Cahier central couleur

De la banque au musée Jacquemart-André

Édouard André, aidé de sa femme Nélie Jacquemart, fait de son hôtel particulier un lieu d’exposition de ses collections, qu’il constitue à partir du milieu du XIXe siècle. Il dispose de moyens considérables hérités de sa famille, l’une des principales fortunes d’Europe. Cet hôtel est désormais l’un des plus beaux musées de France, le musée Jacquemart-André. L’historienne Virginie Monnier nous entraîne dans l’épopée de cette famille et dans l’histoire de son dernier héritier.

Les André, originaires de Nîmes, négociants tôt convertis à la Réforme, étendent leur « maison » dès le XVIIe siècle, à Genève et Gênes (s’ouvrant ainsi au commerce avec le Moyen Orient et l’Amérique du Sud), puis à Paris et Londres. À compter du XVIIIe siècle, ils deviennent une banque renommée, qui, à son apogée au XIXe siècle, est partie prenante à la création de la Banque de France et grand financeur de l’État français, au même titre que Jacques Lafitte ou les Rothschild. Aux côtés des Mallet, Hottinguer, Delessert, entre autres, elle représente longtemps la banque protestante.

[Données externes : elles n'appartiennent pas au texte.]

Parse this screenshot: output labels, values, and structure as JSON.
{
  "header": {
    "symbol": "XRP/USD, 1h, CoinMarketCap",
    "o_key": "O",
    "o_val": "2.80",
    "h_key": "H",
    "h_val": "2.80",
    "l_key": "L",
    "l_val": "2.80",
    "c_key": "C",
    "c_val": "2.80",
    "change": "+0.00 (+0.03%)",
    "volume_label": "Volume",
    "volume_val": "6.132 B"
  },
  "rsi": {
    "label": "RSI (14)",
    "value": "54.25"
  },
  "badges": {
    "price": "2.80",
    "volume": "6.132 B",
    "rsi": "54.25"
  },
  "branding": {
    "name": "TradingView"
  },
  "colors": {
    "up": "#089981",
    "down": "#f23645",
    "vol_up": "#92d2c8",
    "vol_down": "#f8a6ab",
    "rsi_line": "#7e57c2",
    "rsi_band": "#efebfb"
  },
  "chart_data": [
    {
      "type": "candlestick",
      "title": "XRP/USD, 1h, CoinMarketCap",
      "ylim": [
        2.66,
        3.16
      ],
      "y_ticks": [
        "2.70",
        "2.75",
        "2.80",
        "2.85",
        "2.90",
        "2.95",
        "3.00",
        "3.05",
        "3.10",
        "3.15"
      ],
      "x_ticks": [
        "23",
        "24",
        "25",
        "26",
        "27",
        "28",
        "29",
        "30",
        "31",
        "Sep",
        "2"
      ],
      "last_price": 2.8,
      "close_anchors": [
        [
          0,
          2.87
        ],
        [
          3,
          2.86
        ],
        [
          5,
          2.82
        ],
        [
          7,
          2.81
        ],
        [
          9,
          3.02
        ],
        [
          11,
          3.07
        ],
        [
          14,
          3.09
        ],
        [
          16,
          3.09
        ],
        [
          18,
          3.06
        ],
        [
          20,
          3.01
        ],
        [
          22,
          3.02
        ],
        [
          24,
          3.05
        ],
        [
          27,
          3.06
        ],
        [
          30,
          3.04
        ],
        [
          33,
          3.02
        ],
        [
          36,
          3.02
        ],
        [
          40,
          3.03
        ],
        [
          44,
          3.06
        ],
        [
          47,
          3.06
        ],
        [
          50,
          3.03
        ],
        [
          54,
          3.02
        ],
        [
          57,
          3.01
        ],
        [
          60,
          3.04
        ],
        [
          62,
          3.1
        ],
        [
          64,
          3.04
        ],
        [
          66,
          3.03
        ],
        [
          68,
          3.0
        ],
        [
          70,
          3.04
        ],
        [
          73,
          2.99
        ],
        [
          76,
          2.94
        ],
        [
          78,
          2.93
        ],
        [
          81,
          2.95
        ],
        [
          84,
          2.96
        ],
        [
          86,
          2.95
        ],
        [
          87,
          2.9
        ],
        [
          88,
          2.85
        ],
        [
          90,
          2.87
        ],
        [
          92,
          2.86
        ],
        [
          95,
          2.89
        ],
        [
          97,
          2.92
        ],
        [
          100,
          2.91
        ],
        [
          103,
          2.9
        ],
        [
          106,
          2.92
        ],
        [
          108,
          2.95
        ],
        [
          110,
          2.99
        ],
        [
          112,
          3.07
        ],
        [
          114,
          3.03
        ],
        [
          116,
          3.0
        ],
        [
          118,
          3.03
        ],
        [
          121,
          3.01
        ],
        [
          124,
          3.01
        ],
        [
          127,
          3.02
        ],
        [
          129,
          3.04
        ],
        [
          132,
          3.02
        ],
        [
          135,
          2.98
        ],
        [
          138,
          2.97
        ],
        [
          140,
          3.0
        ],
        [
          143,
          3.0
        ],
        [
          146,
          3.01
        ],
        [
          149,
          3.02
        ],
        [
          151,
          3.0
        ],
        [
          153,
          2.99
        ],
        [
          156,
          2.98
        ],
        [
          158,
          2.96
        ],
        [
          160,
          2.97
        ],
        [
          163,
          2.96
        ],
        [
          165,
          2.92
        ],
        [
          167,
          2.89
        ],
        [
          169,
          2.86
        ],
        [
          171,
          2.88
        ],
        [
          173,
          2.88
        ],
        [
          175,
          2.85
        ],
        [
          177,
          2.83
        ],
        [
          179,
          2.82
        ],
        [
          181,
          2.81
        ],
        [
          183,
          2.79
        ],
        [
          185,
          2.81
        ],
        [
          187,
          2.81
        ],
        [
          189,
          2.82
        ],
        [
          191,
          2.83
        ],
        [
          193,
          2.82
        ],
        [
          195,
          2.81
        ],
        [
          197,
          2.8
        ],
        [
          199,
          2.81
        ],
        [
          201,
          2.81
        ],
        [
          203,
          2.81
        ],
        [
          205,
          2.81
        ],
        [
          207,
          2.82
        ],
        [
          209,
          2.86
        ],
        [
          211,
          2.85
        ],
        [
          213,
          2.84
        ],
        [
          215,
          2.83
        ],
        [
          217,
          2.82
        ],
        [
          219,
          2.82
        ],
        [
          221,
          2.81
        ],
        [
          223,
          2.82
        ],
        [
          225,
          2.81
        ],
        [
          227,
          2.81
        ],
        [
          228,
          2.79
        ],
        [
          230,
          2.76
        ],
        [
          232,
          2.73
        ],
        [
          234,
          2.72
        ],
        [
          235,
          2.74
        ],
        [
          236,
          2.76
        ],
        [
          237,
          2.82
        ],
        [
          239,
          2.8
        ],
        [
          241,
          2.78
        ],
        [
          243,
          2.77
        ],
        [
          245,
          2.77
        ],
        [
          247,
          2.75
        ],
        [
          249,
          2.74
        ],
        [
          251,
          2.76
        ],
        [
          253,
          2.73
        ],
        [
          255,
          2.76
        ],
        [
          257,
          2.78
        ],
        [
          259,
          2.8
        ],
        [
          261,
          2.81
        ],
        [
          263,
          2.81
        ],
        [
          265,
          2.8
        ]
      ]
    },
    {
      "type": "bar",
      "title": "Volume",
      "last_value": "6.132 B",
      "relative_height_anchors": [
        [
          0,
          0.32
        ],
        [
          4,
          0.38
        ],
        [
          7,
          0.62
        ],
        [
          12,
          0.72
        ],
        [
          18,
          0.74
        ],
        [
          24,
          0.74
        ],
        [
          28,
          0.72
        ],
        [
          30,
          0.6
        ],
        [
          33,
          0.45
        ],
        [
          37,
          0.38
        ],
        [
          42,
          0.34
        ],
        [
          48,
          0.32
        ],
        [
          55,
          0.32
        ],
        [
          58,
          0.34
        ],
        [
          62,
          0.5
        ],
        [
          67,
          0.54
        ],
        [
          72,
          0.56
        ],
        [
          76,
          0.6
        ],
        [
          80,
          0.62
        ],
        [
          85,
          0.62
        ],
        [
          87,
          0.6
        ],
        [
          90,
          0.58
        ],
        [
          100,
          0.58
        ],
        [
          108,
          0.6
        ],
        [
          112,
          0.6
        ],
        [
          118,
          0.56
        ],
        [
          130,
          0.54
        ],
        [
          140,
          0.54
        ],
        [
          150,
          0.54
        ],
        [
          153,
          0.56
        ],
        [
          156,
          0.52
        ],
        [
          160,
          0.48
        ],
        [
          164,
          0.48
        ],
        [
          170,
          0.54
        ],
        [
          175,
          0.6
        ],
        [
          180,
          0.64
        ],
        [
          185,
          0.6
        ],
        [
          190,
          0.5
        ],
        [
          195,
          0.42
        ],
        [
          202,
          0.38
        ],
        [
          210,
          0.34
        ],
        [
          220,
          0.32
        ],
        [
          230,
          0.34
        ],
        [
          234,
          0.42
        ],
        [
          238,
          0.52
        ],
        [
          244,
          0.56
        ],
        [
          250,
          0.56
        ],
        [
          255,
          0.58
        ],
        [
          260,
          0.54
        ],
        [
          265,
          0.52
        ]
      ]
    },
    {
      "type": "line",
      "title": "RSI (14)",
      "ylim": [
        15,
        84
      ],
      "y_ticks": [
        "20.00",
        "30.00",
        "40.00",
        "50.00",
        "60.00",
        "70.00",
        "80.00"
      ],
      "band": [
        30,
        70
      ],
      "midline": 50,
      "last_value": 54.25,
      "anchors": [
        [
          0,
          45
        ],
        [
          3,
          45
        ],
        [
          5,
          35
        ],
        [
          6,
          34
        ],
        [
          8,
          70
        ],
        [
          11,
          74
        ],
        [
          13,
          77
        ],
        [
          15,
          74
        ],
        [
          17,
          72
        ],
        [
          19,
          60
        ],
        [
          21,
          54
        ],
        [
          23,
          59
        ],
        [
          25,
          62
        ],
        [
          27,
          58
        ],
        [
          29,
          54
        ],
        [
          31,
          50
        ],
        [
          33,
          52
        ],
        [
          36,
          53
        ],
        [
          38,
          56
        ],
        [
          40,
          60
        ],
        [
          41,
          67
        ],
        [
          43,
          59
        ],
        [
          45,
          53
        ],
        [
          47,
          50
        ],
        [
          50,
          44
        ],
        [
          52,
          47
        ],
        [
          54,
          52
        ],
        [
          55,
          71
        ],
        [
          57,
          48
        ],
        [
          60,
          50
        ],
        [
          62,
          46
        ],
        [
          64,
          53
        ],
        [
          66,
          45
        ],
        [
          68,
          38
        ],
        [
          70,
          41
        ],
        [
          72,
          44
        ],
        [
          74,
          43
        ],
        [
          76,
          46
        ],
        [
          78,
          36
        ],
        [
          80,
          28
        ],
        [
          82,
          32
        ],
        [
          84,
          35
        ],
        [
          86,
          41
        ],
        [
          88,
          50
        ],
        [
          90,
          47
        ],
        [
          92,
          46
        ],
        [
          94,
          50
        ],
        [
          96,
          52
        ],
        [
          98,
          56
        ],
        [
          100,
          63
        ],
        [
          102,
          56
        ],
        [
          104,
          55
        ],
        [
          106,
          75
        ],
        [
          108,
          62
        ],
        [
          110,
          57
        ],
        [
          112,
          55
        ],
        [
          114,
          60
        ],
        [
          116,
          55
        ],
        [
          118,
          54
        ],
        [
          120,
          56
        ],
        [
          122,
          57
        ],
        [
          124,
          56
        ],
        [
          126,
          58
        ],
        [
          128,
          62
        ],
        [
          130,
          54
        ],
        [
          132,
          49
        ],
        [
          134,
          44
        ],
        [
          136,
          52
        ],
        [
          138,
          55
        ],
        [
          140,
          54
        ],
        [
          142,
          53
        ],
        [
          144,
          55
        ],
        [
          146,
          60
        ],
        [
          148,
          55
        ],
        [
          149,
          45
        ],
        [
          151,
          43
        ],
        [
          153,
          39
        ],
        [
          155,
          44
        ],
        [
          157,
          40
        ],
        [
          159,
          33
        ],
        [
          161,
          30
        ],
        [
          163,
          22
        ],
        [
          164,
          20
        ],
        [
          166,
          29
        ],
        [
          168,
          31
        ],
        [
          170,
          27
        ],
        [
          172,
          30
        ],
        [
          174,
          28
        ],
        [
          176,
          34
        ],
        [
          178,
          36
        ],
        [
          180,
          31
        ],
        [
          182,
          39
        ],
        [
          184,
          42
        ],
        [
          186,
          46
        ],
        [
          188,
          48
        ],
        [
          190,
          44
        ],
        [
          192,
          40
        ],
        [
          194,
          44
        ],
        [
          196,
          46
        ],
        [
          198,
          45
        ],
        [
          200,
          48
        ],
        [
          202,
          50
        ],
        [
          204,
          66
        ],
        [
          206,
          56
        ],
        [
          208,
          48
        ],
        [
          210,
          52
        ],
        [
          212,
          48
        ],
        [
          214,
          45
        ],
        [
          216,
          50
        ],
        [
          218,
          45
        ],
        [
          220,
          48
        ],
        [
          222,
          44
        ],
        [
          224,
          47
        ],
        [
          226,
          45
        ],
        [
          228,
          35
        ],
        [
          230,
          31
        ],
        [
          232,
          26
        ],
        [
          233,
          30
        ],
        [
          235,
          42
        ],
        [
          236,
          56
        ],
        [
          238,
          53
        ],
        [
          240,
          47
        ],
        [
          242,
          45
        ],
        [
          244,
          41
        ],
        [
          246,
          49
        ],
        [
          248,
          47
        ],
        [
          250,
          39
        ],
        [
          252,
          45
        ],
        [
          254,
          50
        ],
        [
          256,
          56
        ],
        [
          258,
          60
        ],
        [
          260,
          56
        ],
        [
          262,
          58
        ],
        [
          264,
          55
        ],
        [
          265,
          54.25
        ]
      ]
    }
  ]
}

Édouard André, souvent raillé par ses contemporains, fut non seulement un grand collectionneur mais aussi un précurseur : il associa la peinture (Botticelli, Rembrandt, Greuze, Fragonard…), la sculpture, le mobilier et les objets d’art dans une présentation alors très novatrice. À partir d’archives familiales inédites, Virginie Monnier nous fait partager les goûts, les ambitions et l’aventure de ce dandy qui fut le propriétaire désintéressé de la Gazette des Beaux-Arts, fonda l’École libre des Sciences politiques et poursuivit avec fidélité la tradition philanthropique des siens.